Large eddy simulation (LES) is performed for a surging NACA 0012 airfoil at high advance ratios and Reynolds numbers. The airfoil is subjected to sinusoidal oscillations in the streamwise direction at a fixed frequency and angle of attack in a constant free-stream flow. Three Reynolds numbers of Re=40,000, 200,000 and 1,000,000 are considered together with two advance ratios of λ=1.0 and 1.2, i.e., six cases are considered in total. We note that at the higher advance ratio the relative flow velocity becomes negative and a reversed flow condition is reached.

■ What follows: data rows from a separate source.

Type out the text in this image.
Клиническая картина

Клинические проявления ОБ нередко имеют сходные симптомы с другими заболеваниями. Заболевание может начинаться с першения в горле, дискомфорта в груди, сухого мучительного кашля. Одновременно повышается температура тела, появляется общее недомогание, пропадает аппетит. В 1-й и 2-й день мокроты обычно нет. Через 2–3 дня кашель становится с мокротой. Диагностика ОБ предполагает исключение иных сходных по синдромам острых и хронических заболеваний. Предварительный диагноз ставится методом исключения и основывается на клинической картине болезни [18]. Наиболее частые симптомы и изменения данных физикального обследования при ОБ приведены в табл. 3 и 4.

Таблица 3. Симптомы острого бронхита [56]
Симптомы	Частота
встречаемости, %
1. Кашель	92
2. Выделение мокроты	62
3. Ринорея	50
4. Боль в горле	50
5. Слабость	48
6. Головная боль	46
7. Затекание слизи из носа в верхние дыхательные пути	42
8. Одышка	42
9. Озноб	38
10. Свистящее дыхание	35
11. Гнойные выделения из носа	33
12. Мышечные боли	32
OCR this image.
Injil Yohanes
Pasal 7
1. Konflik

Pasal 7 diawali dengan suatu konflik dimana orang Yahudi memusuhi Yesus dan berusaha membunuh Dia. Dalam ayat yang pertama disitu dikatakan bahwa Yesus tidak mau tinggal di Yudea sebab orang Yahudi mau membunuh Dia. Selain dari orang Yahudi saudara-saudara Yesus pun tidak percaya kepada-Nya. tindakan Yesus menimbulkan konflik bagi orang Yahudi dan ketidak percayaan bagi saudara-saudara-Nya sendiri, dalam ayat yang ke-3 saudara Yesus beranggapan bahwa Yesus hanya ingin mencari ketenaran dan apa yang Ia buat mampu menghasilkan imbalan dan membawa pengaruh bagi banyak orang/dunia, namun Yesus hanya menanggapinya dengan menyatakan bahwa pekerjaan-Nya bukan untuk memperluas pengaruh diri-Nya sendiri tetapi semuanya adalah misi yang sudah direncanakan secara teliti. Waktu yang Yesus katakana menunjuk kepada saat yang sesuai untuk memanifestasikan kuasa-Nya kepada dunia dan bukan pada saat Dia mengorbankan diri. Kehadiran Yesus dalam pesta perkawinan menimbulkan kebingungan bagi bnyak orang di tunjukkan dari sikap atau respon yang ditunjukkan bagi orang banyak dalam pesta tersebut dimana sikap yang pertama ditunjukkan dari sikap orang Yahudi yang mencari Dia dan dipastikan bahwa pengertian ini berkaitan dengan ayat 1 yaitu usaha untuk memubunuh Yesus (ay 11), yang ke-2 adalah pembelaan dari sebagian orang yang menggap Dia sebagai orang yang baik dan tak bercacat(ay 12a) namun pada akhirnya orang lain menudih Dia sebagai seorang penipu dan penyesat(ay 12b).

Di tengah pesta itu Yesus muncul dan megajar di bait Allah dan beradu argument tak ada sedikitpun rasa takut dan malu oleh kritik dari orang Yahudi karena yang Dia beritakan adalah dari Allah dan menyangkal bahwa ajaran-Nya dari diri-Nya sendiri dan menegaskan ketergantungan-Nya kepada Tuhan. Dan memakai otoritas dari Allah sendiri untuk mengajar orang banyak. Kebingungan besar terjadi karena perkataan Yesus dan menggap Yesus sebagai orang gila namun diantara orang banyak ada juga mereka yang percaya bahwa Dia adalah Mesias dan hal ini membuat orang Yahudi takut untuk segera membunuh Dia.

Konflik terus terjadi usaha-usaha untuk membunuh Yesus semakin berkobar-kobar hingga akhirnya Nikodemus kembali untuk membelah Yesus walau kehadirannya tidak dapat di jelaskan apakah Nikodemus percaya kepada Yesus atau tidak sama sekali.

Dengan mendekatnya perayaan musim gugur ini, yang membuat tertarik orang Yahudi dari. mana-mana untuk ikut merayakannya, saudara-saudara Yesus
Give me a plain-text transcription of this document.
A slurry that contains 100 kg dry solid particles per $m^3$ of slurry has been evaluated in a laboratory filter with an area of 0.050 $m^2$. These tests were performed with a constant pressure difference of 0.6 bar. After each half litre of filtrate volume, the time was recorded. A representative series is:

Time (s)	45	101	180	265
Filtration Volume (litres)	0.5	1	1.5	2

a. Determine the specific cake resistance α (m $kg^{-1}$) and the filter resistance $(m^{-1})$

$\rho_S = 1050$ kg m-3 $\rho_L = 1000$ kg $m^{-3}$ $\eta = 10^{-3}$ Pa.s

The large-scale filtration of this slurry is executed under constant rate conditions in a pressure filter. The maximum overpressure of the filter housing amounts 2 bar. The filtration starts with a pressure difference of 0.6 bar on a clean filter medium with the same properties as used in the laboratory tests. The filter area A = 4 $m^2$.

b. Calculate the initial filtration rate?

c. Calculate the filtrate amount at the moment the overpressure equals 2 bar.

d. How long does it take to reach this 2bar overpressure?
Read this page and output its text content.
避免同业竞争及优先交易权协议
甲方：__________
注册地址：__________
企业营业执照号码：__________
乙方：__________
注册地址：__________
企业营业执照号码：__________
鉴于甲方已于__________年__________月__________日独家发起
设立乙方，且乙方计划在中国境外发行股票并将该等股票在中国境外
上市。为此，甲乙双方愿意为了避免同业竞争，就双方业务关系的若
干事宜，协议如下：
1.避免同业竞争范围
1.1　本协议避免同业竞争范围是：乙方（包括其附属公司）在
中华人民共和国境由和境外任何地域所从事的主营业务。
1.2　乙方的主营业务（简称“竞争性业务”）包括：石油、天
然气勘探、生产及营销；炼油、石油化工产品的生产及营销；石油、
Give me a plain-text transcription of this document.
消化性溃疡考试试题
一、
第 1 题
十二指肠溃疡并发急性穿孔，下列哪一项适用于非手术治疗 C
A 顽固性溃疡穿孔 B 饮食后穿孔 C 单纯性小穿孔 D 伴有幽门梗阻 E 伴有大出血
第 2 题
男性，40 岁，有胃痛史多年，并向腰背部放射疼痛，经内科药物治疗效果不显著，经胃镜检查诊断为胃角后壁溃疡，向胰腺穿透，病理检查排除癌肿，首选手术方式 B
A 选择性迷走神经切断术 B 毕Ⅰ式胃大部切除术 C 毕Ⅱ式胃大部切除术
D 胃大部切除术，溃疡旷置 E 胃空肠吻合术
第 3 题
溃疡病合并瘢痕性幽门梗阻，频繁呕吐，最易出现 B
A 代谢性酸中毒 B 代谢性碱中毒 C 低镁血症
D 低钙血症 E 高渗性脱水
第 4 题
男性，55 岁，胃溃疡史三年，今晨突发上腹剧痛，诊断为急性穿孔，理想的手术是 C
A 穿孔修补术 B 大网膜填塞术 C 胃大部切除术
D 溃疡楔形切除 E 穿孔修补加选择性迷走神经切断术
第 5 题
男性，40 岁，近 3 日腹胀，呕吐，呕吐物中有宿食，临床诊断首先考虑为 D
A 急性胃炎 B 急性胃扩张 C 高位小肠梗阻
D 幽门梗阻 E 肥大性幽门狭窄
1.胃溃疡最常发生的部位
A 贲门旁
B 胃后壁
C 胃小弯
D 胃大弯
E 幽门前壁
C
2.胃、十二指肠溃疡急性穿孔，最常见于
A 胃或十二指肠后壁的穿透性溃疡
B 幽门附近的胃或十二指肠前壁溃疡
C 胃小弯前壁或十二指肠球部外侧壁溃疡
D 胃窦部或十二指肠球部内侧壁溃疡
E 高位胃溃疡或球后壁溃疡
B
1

Overall a similar trend is observed in the lift force among all cases. The peak normalized lift is about 9% lower for the highest Reynolds number case as compared to the lower Reynolds number cases for each advance ratio. On the other hand, the peak normalized lift is about 21% higher for the higher advance ratio case as compared to the lower advance ratio case for each Reynolds number, which is the difference in the peak dynamic pressure between the two advance ratios. Flow field also reveals a similar behavior among all cases with prominent features of flow separation near the (geometric) leading edge during the beginning of the retreating phase and formation of a dominant leading edge vortex (LEV). We observe that as the Reynolds number increases the LEV is formed later in the cycle (for a given advance ratio) while as the advance ratio increases it is formed earlier in the cycle (for a given Reynolds number). LEV evolution is also quantified based on its size and position. The central core of the LEV is found to fit the Rankine vortex model. As expected, a larger LEV is obtained for the lowest Reynolds number while LEV remains closest to the airfoil for the highest Reynolds number. At the higher advance ratio the LEV initially moves to the left past the geometric leading edge for each Reynolds number. This is expected since the relative flow velocity becomes negative (or a reversed flow condition is obtained). Further, the slope of the horizontal displacement in each case is remarkably close to the free-stream velocity, i.e., the LEV is advected in the horizontal direction at the free-stream velocity.

## Reference

Proceedings of the AIAA Aviation 2018: Aviation and Aeronautics Forum and Exposition, Atlanta, GA, USA, Jun. 2018.